Un empleado de apellido Suárez, quien laboró en otro banco privado, asegura que no eran pocos los clientes que se caracterizaban por ser “mentirosos y descarados”. Unos cambiaban la voz o se hacían pasar por alguien más y así evitaban dar respuestas.

“Uno sabía que le estaban inventando un cuento para postergar el pago. A otros sencillamente no les importaba. Había personas que tenían deudas con cuatro bancos y seguían comprando como si nada...”, comenta frustrado. La alegría del cobrador era lograr que alguien cancelara. “Esa era la recompensa de un trabajo tan desgastante”, opina el joven, hoy de 29 años.

Cuando llegó al departamento de cobro judicial, su jefe le informó que debía recuperarle al banco al menos $3.500 mensuales . Tres meses después su comisión había aumentado, pero debía recuperar una suma no menor a $6.000 por mes.

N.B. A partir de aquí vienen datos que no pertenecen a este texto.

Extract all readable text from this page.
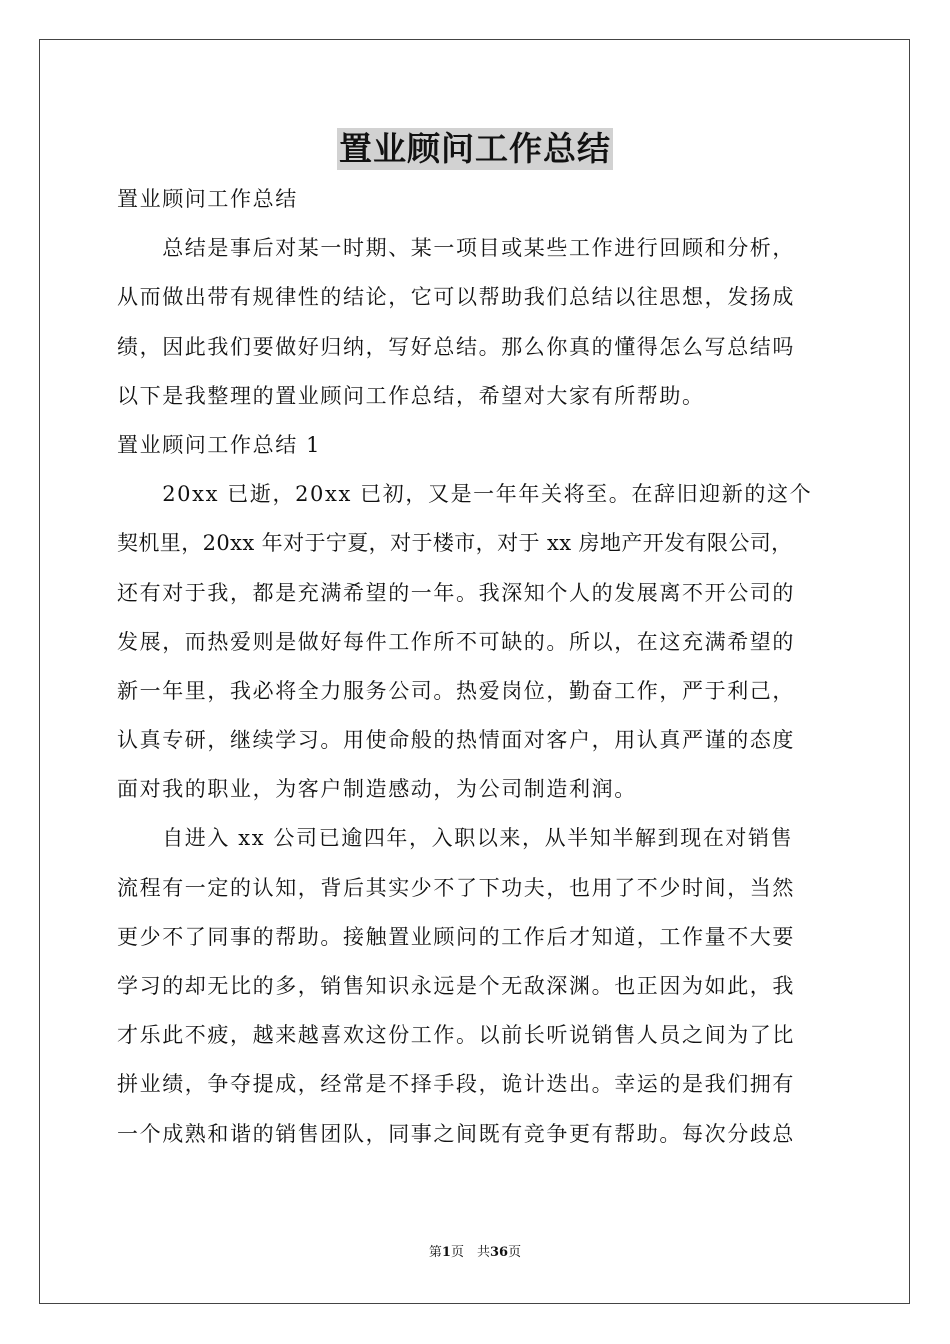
置业顾问工作总结
置业顾问工作总结
　　总结是事后对某一时期、某一项目或某些工作进行回顾和分析，
从而做出带有规律性的结论，它可以帮助我们总结以往思想，发扬成
绩，因此我们要做好归纳，写好总结。那么你真的懂得怎么写总结吗
以下是我整理的置业顾问工作总结，希望对大家有所帮助。
置业顾问工作总结 1
　　20xx 已逝，20xx 已初，又是一年年关将至。在辞旧迎新的这个
契机里，20xx 年对于宁夏，对于楼市，对于 xx 房地产开发有限公司，
还有对于我，都是充满希望的一年。我深知个人的发展离不开公司的
发展，而热爱则是做好每件工作所不可缺的。所以，在这充满希望的
新一年里，我必将全力服务公司。热爱岗位，勤奋工作，严于利己，
认真专研，继续学习。用使命般的热情面对客户，用认真严谨的态度
面对我的职业，为客户制造感动，为公司制造利润。
　　自进入 xx 公司已逾四年，入职以来，从半知半解到现在对销售
流程有一定的认知，背后其实少不了下功夫，也用了不少时间，当然
更少不了同事的帮助。接触置业顾问的工作后才知道，工作量不大要
学习的却无比的多，销售知识永远是个无敌深渊。也正因为如此，我
才乐此不疲，越来越喜欢这份工作。以前长听说销售人员之间为了比
拼业绩，争夺提成，经常是不择手段，诡计迭出。幸运的是我们拥有
一个成熟和谐的销售团队，同事之间既有竞争更有帮助。每次分歧总
第1页　共36页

Y a los nueve meses, ganaba todavía más, porque estaba rescatando cerca de $7.500 mensuales. Su salario se incrementaba porque, cada vez que lograba poner en cintura a un deudor moroso, recibía comisiones e incentivos.

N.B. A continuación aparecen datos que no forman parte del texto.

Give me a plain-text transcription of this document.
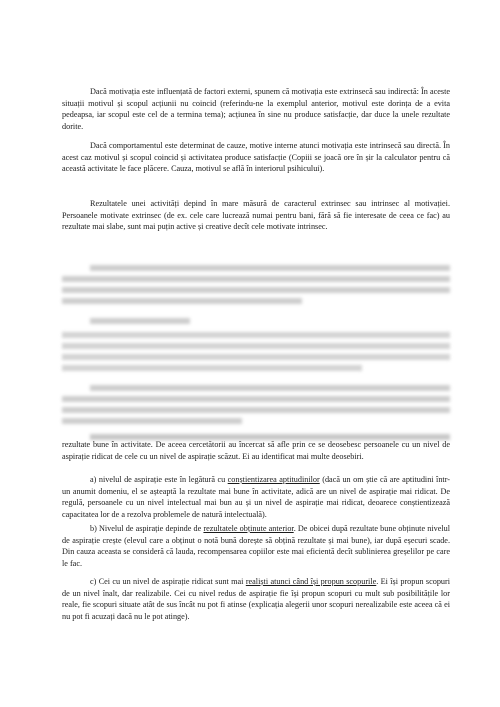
Dacă motivația este influențată de factori externi, spunem că motivația este extrinsecă sau indirectă: În aceste situații motivul și scopul acțiunii nu coincid (referindu-ne la exemplul anterior, motivul este dorința de a evita pedeapsa, iar scopul este cel de a termina tema); acțiunea în sine nu produce satisfacție, dar duce la unele rezultate dorite.

Dacă comportamentul este determinat de cauze, motive interne atunci motivația este intrinsecă sau directă. În acest caz motivul și scopul coincid și activitatea produce satisfacție (Copiii se joacă ore în șir la calculator pentru că această activitate le face plăcere. Cauza, motivul se află în interiorul psihicului).

Rezultatele unei activități depind în mare măsură de caracterul extrinsec sau intrinsec al motivației. Persoanele motivate extrinsec (de ex. cele care lucrează numai pentru bani, fără să fie interesate de ceea ce fac) au rezultate mai slabe, sunt mai puțin active și creative decît cele motivate intrinsec.

rezultate bune în activitate. De aceea cercetătorii au încercat să afle prin ce se deosebesc persoanele cu un nivel de aspirație ridicat de cele cu un nivel de aspirație scăzut. Ei au identificat mai multe deosebiri.

a) nivelul de aspirație este în legătură cu conștientizarea aptitudinilor (dacă un om știe că are aptitudini într-un anumit domeniu, el se așteaptă la rezultate mai bune în activitate, adică are un nivel de aspirație mai ridicat. De regulă, persoanele cu un nivel intelectual mai bun au și un nivel de aspirație mai ridicat, deoarece conștientizează capacitatea lor de a rezolva problemele de natură intelectuală).

b) Nivelul de aspirație depinde de rezultatele obținute anterior. De obicei după rezultate bune obținute nivelul de aspirație crește (elevul care a obținut o notă bună dorește să obțină rezultate și mai bune), iar după eșecuri scade. Din cauza aceasta se consideră că lauda, recompensarea copiilor este mai eficientă decît sublinierea greșelilor pe care le fac.

c) Cei cu un nivel de aspirație ridicat sunt mai realiști atunci când își propun scopurile. Ei își propun scopuri de un nivel înalt, dar realizabile. Cei cu nivel redus de aspirație fie își propun scopuri cu mult sub posibilitățile lor reale, fie scopuri situate atât de sus încât nu pot fi atinse (explicația alegerii unor scopuri nerealizabile este aceea că ei nu pot fi acuzați dacă nu le pot atinge).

Una clave para tener éxito –cuenta Gloriana– era “conocerle la vida entera” a cada cliente y, para ello, se usaba toda la información disponible para adelantarse a eventuales engaños. “Yo era muy ‘suavecita’ y eso me ayudaba a ganarme la confianza de la gente. Les decía que yo quería ayudarlos para llegar a un arreglo. Al principio, no era fácil reconocer a los habladores. Unos clientes hasta lloraban por teléfono, diciendo que no tenían plata para pagar. A veces yo les creía, pero luego los investigaba y veía que tenían sueldos de ¢1 millón”.

Si bien hay cuentas que terminan en estado incobrable, la misión del cobrador es impedir que eso suceda, aunque para hacer su trabajo se convierta en el ser más odiado por su persecución sin tregua.